Coming to a Relationship Near You (Review of The Gospel in the Gay Bars)

A Gallup Report says that now 7.1% of all Americans identify as LGBT+. They took the poll in February, so it is likely higher now. Let this fact sink in. The rise is steady and inevitable. I reported on the progression before in 2017, and again a year and a half later in 2018. But these numbers dwarf those. Among Gen X Americans, about one in 20 identify as LGBT+. That number doubles among millennials: one in 10. The number quadruples among Gen Z Americans: one in 5 now identify as LGBT+. Do you know what this means? Wherever you live, whatever your community, queerness is coming to a relationship near you.


Therefore, if you believe differently than the current cultural orthodoxy, that is, if you believe that God gave us the gift of the gender binary to cultivate intimacy and fruitfulness in our relationships, you need to know how to talk to these people. How do you engage nonbelievers in queer culture? How do you present a true Christian picture?
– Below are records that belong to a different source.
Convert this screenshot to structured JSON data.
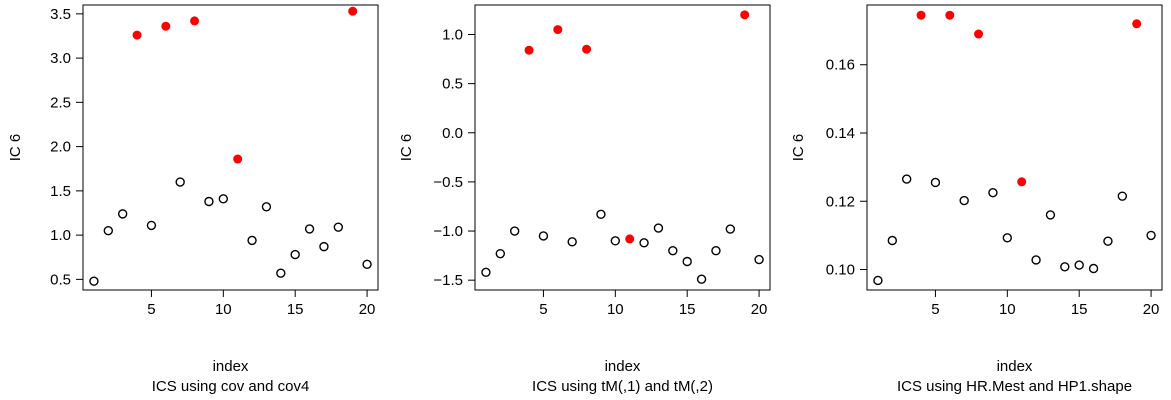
{
  "chart_data": [
    {
      "type": "scatter",
      "xlabel": "index",
      "ylabel": "IC 6",
      "subtitle": "ICS using cov and cov4",
      "xlim": [
        0.24,
        20.76
      ],
      "ylim": [
        0.38,
        3.6
      ],
      "xticks": [
        5,
        10,
        15,
        20
      ],
      "yticks": [
        0.5,
        1.0,
        1.5,
        2.0,
        2.5,
        3.0,
        3.5
      ],
      "ytick_labels": [
        "0.5",
        "1.0",
        "1.5",
        "2.0",
        "2.5",
        "3.0",
        "3.5"
      ],
      "colors": {
        "normal": "#000000",
        "highlight": "#ff0000"
      },
      "points": [
        {
          "x": 1,
          "y": 0.48,
          "highlight": false
        },
        {
          "x": 2,
          "y": 1.05,
          "highlight": false
        },
        {
          "x": 3,
          "y": 1.24,
          "highlight": false
        },
        {
          "x": 4,
          "y": 3.26,
          "highlight": true
        },
        {
          "x": 5,
          "y": 1.11,
          "highlight": false
        },
        {
          "x": 6,
          "y": 3.36,
          "highlight": true
        },
        {
          "x": 7,
          "y": 1.6,
          "highlight": false
        },
        {
          "x": 8,
          "y": 3.42,
          "highlight": true
        },
        {
          "x": 9,
          "y": 1.38,
          "highlight": false
        },
        {
          "x": 10,
          "y": 1.41,
          "highlight": false
        },
        {
          "x": 11,
          "y": 1.86,
          "highlight": true
        },
        {
          "x": 12,
          "y": 0.94,
          "highlight": false
        },
        {
          "x": 13,
          "y": 1.32,
          "highlight": false
        },
        {
          "x": 14,
          "y": 0.57,
          "highlight": false
        },
        {
          "x": 15,
          "y": 0.78,
          "highlight": false
        },
        {
          "x": 16,
          "y": 1.07,
          "highlight": false
        },
        {
          "x": 17,
          "y": 0.87,
          "highlight": false
        },
        {
          "x": 18,
          "y": 1.09,
          "highlight": false
        },
        {
          "x": 19,
          "y": 3.53,
          "highlight": true
        },
        {
          "x": 20,
          "y": 0.67,
          "highlight": false
        }
      ]
    },
    {
      "type": "scatter",
      "xlabel": "index",
      "ylabel": "IC 6",
      "subtitle": "ICS using tM(,1) and tM(,2)",
      "xlim": [
        0.24,
        20.76
      ],
      "ylim": [
        -1.6,
        1.3
      ],
      "xticks": [
        5,
        10,
        15,
        20
      ],
      "yticks": [
        -1.5,
        -1.0,
        -0.5,
        0.0,
        0.5,
        1.0
      ],
      "ytick_labels": [
        "−1.5",
        "−1.0",
        "−0.5",
        "0.0",
        "0.5",
        "1.0"
      ],
      "colors": {
        "normal": "#000000",
        "highlight": "#ff0000"
      },
      "points": [
        {
          "x": 1,
          "y": -1.42,
          "highlight": false
        },
        {
          "x": 2,
          "y": -1.23,
          "highlight": false
        },
        {
          "x": 3,
          "y": -1.0,
          "highlight": false
        },
        {
          "x": 4,
          "y": 0.84,
          "highlight": true
        },
        {
          "x": 5,
          "y": -1.05,
          "highlight": false
        },
        {
          "x": 6,
          "y": 1.05,
          "highlight": true
        },
        {
          "x": 7,
          "y": -1.11,
          "highlight": false
        },
        {
          "x": 8,
          "y": 0.85,
          "highlight": true
        },
        {
          "x": 9,
          "y": -0.83,
          "highlight": false
        },
        {
          "x": 10,
          "y": -1.1,
          "highlight": false
        },
        {
          "x": 11,
          "y": -1.08,
          "highlight": true
        },
        {
          "x": 12,
          "y": -1.12,
          "highlight": false
        },
        {
          "x": 13,
          "y": -0.97,
          "highlight": false
        },
        {
          "x": 14,
          "y": -1.2,
          "highlight": false
        },
        {
          "x": 15,
          "y": -1.31,
          "highlight": false
        },
        {
          "x": 16,
          "y": -1.49,
          "highlight": false
        },
        {
          "x": 17,
          "y": -1.2,
          "highlight": false
        },
        {
          "x": 18,
          "y": -0.98,
          "highlight": false
        },
        {
          "x": 19,
          "y": 1.2,
          "highlight": true
        },
        {
          "x": 20,
          "y": -1.29,
          "highlight": false
        }
      ]
    },
    {
      "type": "scatter",
      "xlabel": "index",
      "ylabel": "IC 6",
      "subtitle": "ICS using HR.Mest and HP1.shape",
      "xlim": [
        0.24,
        20.76
      ],
      "ylim": [
        0.094,
        0.1775
      ],
      "xticks": [
        5,
        10,
        15,
        20
      ],
      "yticks": [
        0.1,
        0.12,
        0.14,
        0.16
      ],
      "ytick_labels": [
        "0.10",
        "0.12",
        "0.14",
        "0.16"
      ],
      "colors": {
        "normal": "#000000",
        "highlight": "#ff0000"
      },
      "points": [
        {
          "x": 1,
          "y": 0.0968,
          "highlight": false
        },
        {
          "x": 2,
          "y": 0.1085,
          "highlight": false
        },
        {
          "x": 3,
          "y": 0.1265,
          "highlight": false
        },
        {
          "x": 4,
          "y": 0.1745,
          "highlight": true
        },
        {
          "x": 5,
          "y": 0.1255,
          "highlight": false
        },
        {
          "x": 6,
          "y": 0.1745,
          "highlight": true
        },
        {
          "x": 7,
          "y": 0.1202,
          "highlight": false
        },
        {
          "x": 8,
          "y": 0.169,
          "highlight": true
        },
        {
          "x": 9,
          "y": 0.1225,
          "highlight": false
        },
        {
          "x": 10,
          "y": 0.1093,
          "highlight": false
        },
        {
          "x": 11,
          "y": 0.1257,
          "highlight": true
        },
        {
          "x": 12,
          "y": 0.1028,
          "highlight": false
        },
        {
          "x": 13,
          "y": 0.116,
          "highlight": false
        },
        {
          "x": 14,
          "y": 0.1008,
          "highlight": false
        },
        {
          "x": 15,
          "y": 0.1013,
          "highlight": false
        },
        {
          "x": 16,
          "y": 0.1003,
          "highlight": false
        },
        {
          "x": 17,
          "y": 0.1083,
          "highlight": false
        },
        {
          "x": 18,
          "y": 0.1215,
          "highlight": false
        },
        {
          "x": 19,
          "y": 0.172,
          "highlight": true
        },
        {
          "x": 20,
          "y": 0.11,
          "highlight": false
        }
      ]
    }
  ]
}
If you wonder this, there is help. Ryan Haines, whom we have featured here on this site before, served as a missionary in New York City for a number of years. This is where I met him and compared notes on the work we each were doing. So I was pleased to learn that his book, The Gospel in the Gay Bars, has just come out, describing how he did his work.


It is rare to find as close a combination of love and truth, according to Ephesians 4:15, as one finds in Ryan’s account. He is as uncompromising in one as in the other. His prose is direct and straightforward as he describes his friendships with the people he met in the bars and on the street. In those friendships—and they really are friendships—he simply speaks and trusts, gives and receives.


His memoir kept moving me emotionally and at first I didn’t understand why. Then I realized how much of a burden I feel to see the church of Jesus Christ exhibit such grace to queer people. I wonder if the Church has the faith to behave this way. I hope so, because in the decades ahead she will need to. And she will find herself needed to pick up the pieces of many shattered lives.


As I say in my endorsement of the book: Listen, church. This is how to do it right.